Hampir dapat dipastikan semua orang akan sepakat jika training itu penting. Rumus industrinya mengatakan bahwa supaya orang itu bisa well-performed maka harus dibekali skill yang bisa mengimbangi tuntutan pekerjaan (workforce). Karena skill seseorang itu mengalami proses yang disebut aging (penuaan), maka training dibutuhkan sebagai upaya re-fresing-nya. Jika training tidak dilakukan, maka akan muncul gap. Kira-kira seperti itu.
Training itu sendiri apa? Dalam literatur, training itu adalah proses transformasi informasi dari seseorang yang dinilai ahli atau expert di bidangnya kepada orang lain yang membutuhkannya. Dengan proses transformasi itu diharapkan ada perubahan pada tingkat pengetahuan (knowledge), penyikapan (attitude), dan tindakan (behavior): prilaku, kebiasaan, dan kultur kerja. Meminjam terminologinya Bloom Taxonomy, training itu adalah proses memperbaiki / mengubah aspek kognitif, afektif dan psikomotorik di tempat kerja.
Training ini dalam prakteknya bisa dilakukan dengan dua cara, yaitu cara yang formal seperti yang sudah biasa kita saksikan dan cara yang informal. Cara terakhir ini umumnya terjadi secara kurang terencana, by accident, di mana saja, dan dengan cara yang cukup fleksibel. Bentuk-bentuknya antara lain: diskusi, sharing, dialog, pengarahan, pembinaan, drill, membaca buku, action learning, evaluating, dan lain-lain dan seterusnya.

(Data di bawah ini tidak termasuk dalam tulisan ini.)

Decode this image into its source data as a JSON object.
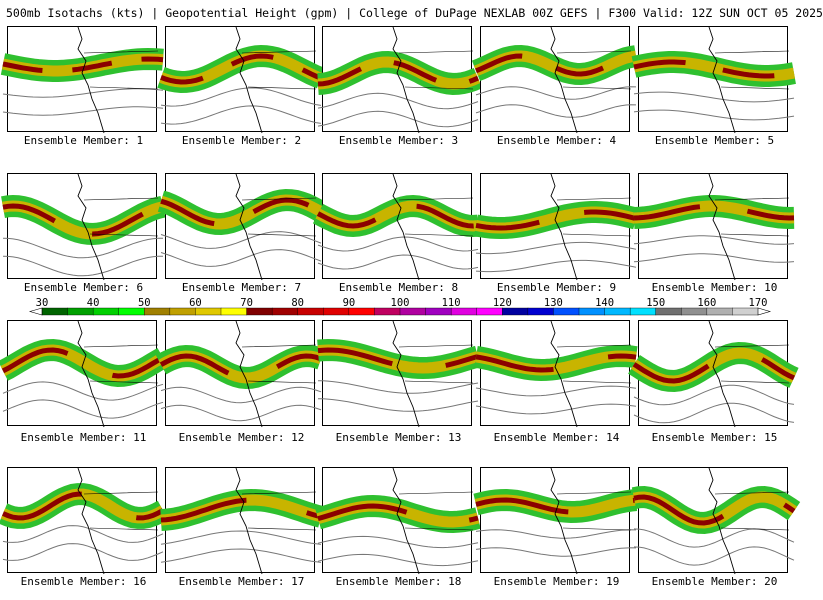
{
  "header": "500mb Isotachs (kts) | Geopotential Height (gpm) | College of DuPage NEXLAB   00Z GEFS | F300 Valid: 12Z SUN OCT 05 2025",
  "members": [
    "Ensemble Member: 1",
    "Ensemble Member: 2",
    "Ensemble Member: 3",
    "Ensemble Member: 4",
    "Ensemble Member: 5",
    "Ensemble Member: 6",
    "Ensemble Member: 7",
    "Ensemble Member: 8",
    "Ensemble Member: 9",
    "Ensemble Member: 10",
    "Ensemble Member: 11",
    "Ensemble Member: 12",
    "Ensemble Member: 13",
    "Ensemble Member: 14",
    "Ensemble Member: 15",
    "Ensemble Member: 16",
    "Ensemble Member: 17",
    "Ensemble Member: 18",
    "Ensemble Member: 19",
    "Ensemble Member: 20"
  ],
  "colorbar": {
    "ticks": [
      "30",
      "40",
      "50",
      "60",
      "70",
      "80",
      "90",
      "100",
      "110",
      "120",
      "130",
      "140",
      "150",
      "160",
      "170"
    ],
    "colors": [
      "#006400",
      "#00a000",
      "#00d000",
      "#00ff00",
      "#a08000",
      "#c0a000",
      "#e0c800",
      "#ffff00",
      "#800000",
      "#a00000",
      "#c80000",
      "#e00000",
      "#ff0000",
      "#c00060",
      "#b000a0",
      "#a000c0",
      "#e000e0",
      "#ff00ff",
      "#0000a0",
      "#0000d0",
      "#0050ff",
      "#0090ff",
      "#00b8ff",
      "#00e0ff",
      "#707070",
      "#909090",
      "#b0b0b0",
      "#d0d0d0"
    ]
  }
}
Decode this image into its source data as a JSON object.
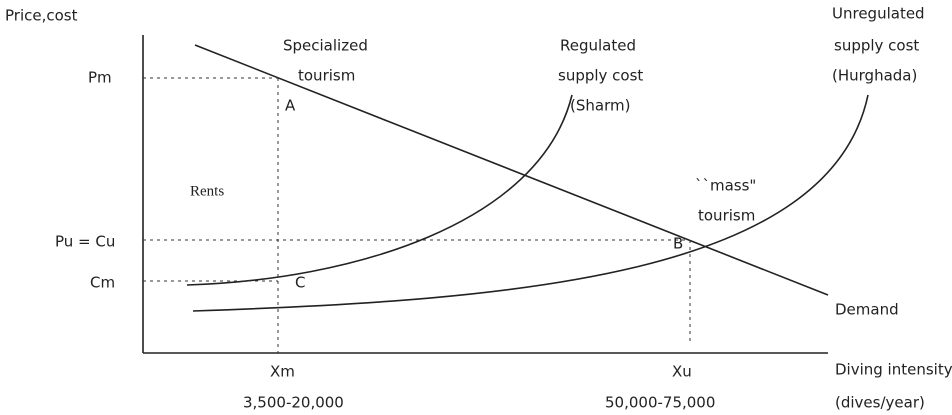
{
  "y_axis_label": "Price,cost",
  "x_axis_label": [
    "Diving intensity",
    "(dives/year)"
  ],
  "y_labels": {
    "pm": "Pm",
    "pu": "Pu = Cu",
    "cm": "Cm"
  },
  "x_labels": {
    "xm": "Xm",
    "xu": "Xu",
    "xm_range": "3,500-20,000",
    "xu_range": "50,000-75,000"
  },
  "points": {
    "a": "A",
    "b": "B",
    "c": "C"
  },
  "region": "Rents",
  "curve_labels": {
    "specialized": [
      "Specialized",
      "tourism"
    ],
    "regulated": [
      "Regulated",
      "supply cost",
      "(Sharm)"
    ],
    "unregulated": [
      "Unregulated",
      "supply cost",
      "(Hurghada)"
    ],
    "mass": [
      "``mass\"",
      "tourism"
    ],
    "demand": "Demand"
  }
}
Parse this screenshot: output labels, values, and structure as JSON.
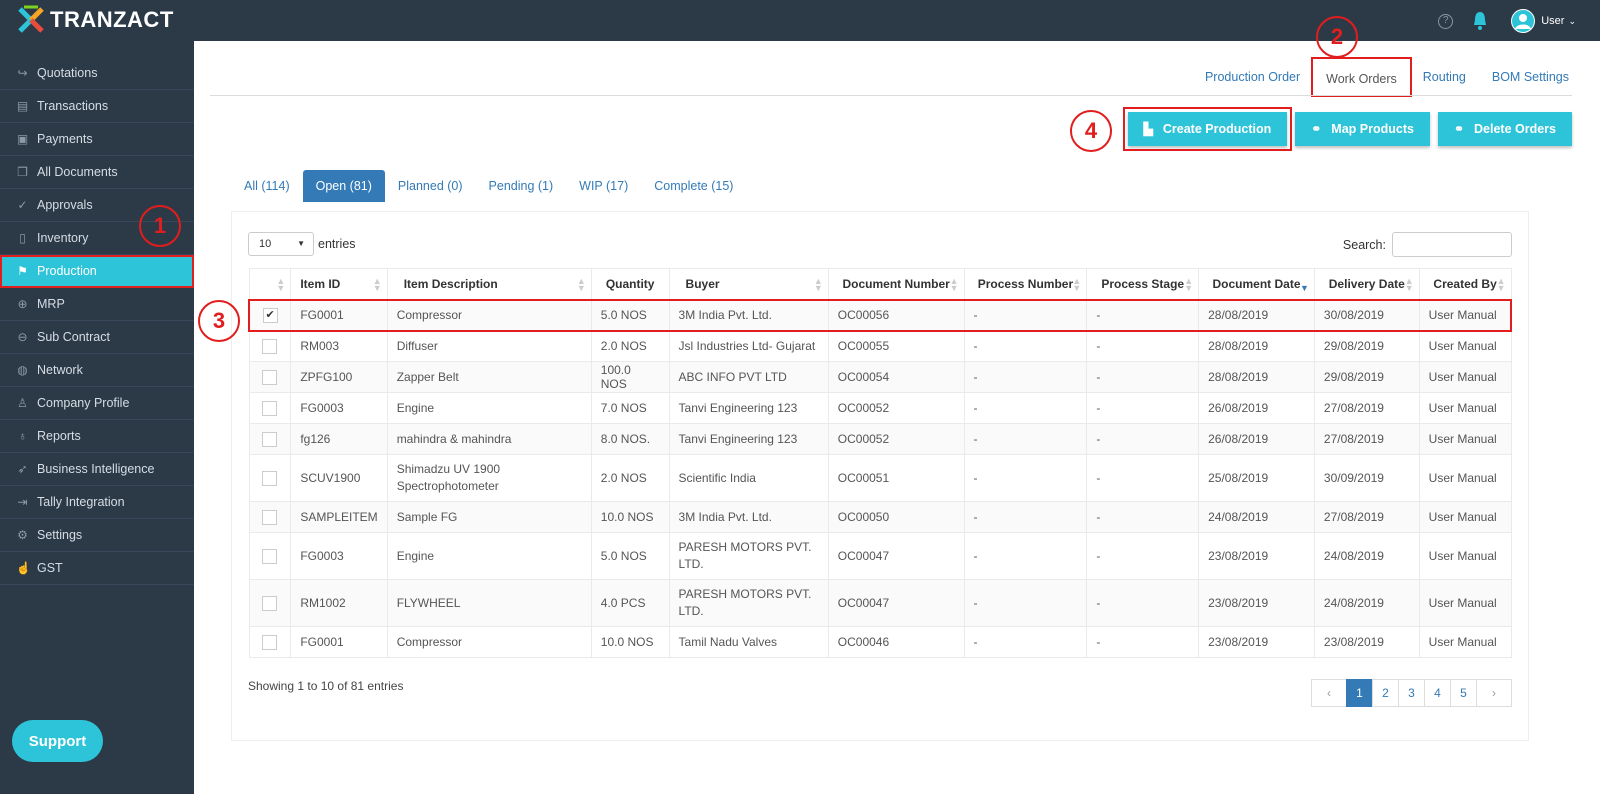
{
  "app": {
    "name": "TRANZACT"
  },
  "header": {
    "help_glyph": "?",
    "user_label": "User",
    "caret": "⌄"
  },
  "sidebar": {
    "items": [
      {
        "label": "Quotations",
        "icon": "share-icon",
        "glyph": "↪"
      },
      {
        "label": "Transactions",
        "icon": "book-icon",
        "glyph": "▤"
      },
      {
        "label": "Payments",
        "icon": "money-icon",
        "glyph": "▣"
      },
      {
        "label": "All Documents",
        "icon": "documents-icon",
        "glyph": "❐"
      },
      {
        "label": "Approvals",
        "icon": "check-circle-icon",
        "glyph": "✓"
      },
      {
        "label": "Inventory",
        "icon": "clipboard-icon",
        "glyph": "▯"
      },
      {
        "label": "Production",
        "icon": "production-icon",
        "glyph": "⚑"
      },
      {
        "label": "MRP",
        "icon": "crosshair-icon",
        "glyph": "⊕"
      },
      {
        "label": "Sub Contract",
        "icon": "arrow-circle-icon",
        "glyph": "⊖"
      },
      {
        "label": "Network",
        "icon": "globe-icon",
        "glyph": "◍"
      },
      {
        "label": "Company Profile",
        "icon": "user-icon",
        "glyph": "♙"
      },
      {
        "label": "Reports",
        "icon": "bulb-icon",
        "glyph": "♁"
      },
      {
        "label": "Business Intelligence",
        "icon": "rocket-icon",
        "glyph": "➶"
      },
      {
        "label": "Tally Integration",
        "icon": "sign-in-icon",
        "glyph": "⇥"
      },
      {
        "label": "Settings",
        "icon": "gear-icon",
        "glyph": "⚙"
      },
      {
        "label": "GST",
        "icon": "hand-icon",
        "glyph": "☝"
      }
    ],
    "support_label": "Support"
  },
  "topnav": [
    "Production Order",
    "Work Orders",
    "Routing",
    "BOM Settings"
  ],
  "actions": {
    "create": "Create Production",
    "map": "Map Products",
    "delete": "Delete Orders"
  },
  "tabs": [
    "All (114)",
    "Open (81)",
    "Planned (0)",
    "Pending (1)",
    "WIP (17)",
    "Complete (15)"
  ],
  "table_controls": {
    "page_size": "10",
    "entries_label": "entries",
    "search_label": "Search:"
  },
  "columns": [
    "Item ID",
    "Item Description",
    "Quantity",
    "Buyer",
    "Document Number",
    "Process Number",
    "Process Stage",
    "Document Date",
    "Delivery Date",
    "Created By"
  ],
  "rows": [
    [
      "FG0001",
      "Compressor",
      "5.0 NOS",
      "3M India Pvt. Ltd.",
      "OC00056",
      "-",
      "-",
      "28/08/2019",
      "30/08/2019",
      "User Manual"
    ],
    [
      "RM003",
      "Diffuser",
      "2.0 NOS",
      "Jsl Industries Ltd- Gujarat",
      "OC00055",
      "-",
      "-",
      "28/08/2019",
      "29/08/2019",
      "User Manual"
    ],
    [
      "ZPFG100",
      "Zapper Belt",
      "100.0 NOS",
      "ABC INFO PVT LTD",
      "OC00054",
      "-",
      "-",
      "28/08/2019",
      "29/08/2019",
      "User Manual"
    ],
    [
      "FG0003",
      "Engine",
      "7.0 NOS",
      "Tanvi Engineering 123",
      "OC00052",
      "-",
      "-",
      "26/08/2019",
      "27/08/2019",
      "User Manual"
    ],
    [
      "fg126",
      "mahindra & mahindra",
      "8.0 NOS.",
      "Tanvi Engineering 123",
      "OC00052",
      "-",
      "-",
      "26/08/2019",
      "27/08/2019",
      "User Manual"
    ],
    [
      "SCUV1900",
      "Shimadzu UV 1900 Spectrophotometer",
      "2.0 NOS",
      "Scientific India",
      "OC00051",
      "-",
      "-",
      "25/08/2019",
      "30/09/2019",
      "User Manual"
    ],
    [
      "SAMPLEITEM",
      "Sample FG",
      "10.0 NOS",
      "3M India Pvt. Ltd.",
      "OC00050",
      "-",
      "-",
      "24/08/2019",
      "27/08/2019",
      "User Manual"
    ],
    [
      "FG0003",
      "Engine",
      "5.0 NOS",
      "PARESH MOTORS PVT. LTD.",
      "OC00047",
      "-",
      "-",
      "23/08/2019",
      "24/08/2019",
      "User Manual"
    ],
    [
      "RM1002",
      "FLYWHEEL",
      "4.0 PCS",
      "PARESH MOTORS PVT. LTD.",
      "OC00047",
      "-",
      "-",
      "23/08/2019",
      "24/08/2019",
      "User Manual"
    ],
    [
      "FG0001",
      "Compressor",
      "10.0 NOS",
      "Tamil Nadu Valves",
      "OC00046",
      "-",
      "-",
      "23/08/2019",
      "23/08/2019",
      "User Manual"
    ]
  ],
  "checked": [
    true,
    false,
    false,
    false,
    false,
    false,
    false,
    false,
    false,
    false
  ],
  "footer": {
    "showing": "Showing 1 to 10 of 81 entries"
  },
  "pagination": {
    "prev": "‹",
    "pages": [
      "1",
      "2",
      "3",
      "4",
      "5"
    ],
    "next": "›",
    "current": "1"
  },
  "annotations": [
    "1",
    "2",
    "3",
    "4"
  ],
  "colors": {
    "sidebar": "#2c3a48",
    "accent": "#2dc4d9",
    "link": "#337ab7",
    "annotation": "#e11d1d"
  }
}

Secara umum, manfaat training itu tidak saja dirasakan sebagai up-grading skill atau competency semata. Buku-buku manajemen sudah sering menjelaskan bahwa training itu antara lain ternyata punya manfaat sebagai berikut:
- Meningkatkan kepuasaan kerja dan ketaatan moral dalam bekerja
- Meningkatkan pemahaman terhadap nilai-nilai kerja
- Meningkatkan motivasi kerja
- Meningkatkan efisiensi dan efektivitas pada proses penanganan pekerjaan
- Meningkatkan kemampuan dalam beradaptasi dengan perubahan tehnologi atau metode kerja
- Meningkatkan kemampuan berinovasi dalam strategi
- Mengurangi tingkat bongkar-pasang penugasan
- Menaikkan citra perusahaan
- Mengantisipasi munculnya resiko kerja yang berpotensi, misalnya permainan politik kotor, pelecehan hak, pelecehan seksual, dan lain-lain
Dari banyak pengalaman, training itu akan efektif apabila dilakukan berdasarkan dorongan untuk berubah ke arah yang lebih baik atau untuk mencapai yang lebih (becoming, achieving or having more). Ini berlaku untuk pribadi dan organisasi. Tapi inipun belum titik atau masih ada catatannya. Kenapa? Kalau bicara dorongan, mungkin semua pribadi atau organisasi punya dorongan untuk mencapai yang lebih. Yang membedakan di lapangan bukan soal punya atau tidak punyanya, melainkan sekuat apakah dorongan itu. Menurut ilmunya Jet Li, yang menentukan efek pukulan itu bukan hantaman fisiknya, melainkan emosi-batin yang melatarbelakanginya.
Training juga akan dinilai efektif apabila dijadikan sebagai upaya untuk meresponi perubahan realitas eksternal yang sedang berubah. Ini misalnya training untuk meningkatkan skill teknis karena tuntutan pelayanan, training untuk meningkatkan skill mental guna meningkatkan sentuhan terhadap pelanggan, dan lain-lain. Intinya, setiap perubahan eksternal tertentu itu menuntut perubahan pada tingkat internal kita. Kata Arnold Toynebee, jurus yang tepat untuk satu perubahan itu biasanya tidak berlaku lagi jika diterapkan untuk menjawab perubahan lain. Karena itu dibutuhkan pembaharuan jurus-jurus dalam meresponi perubahan.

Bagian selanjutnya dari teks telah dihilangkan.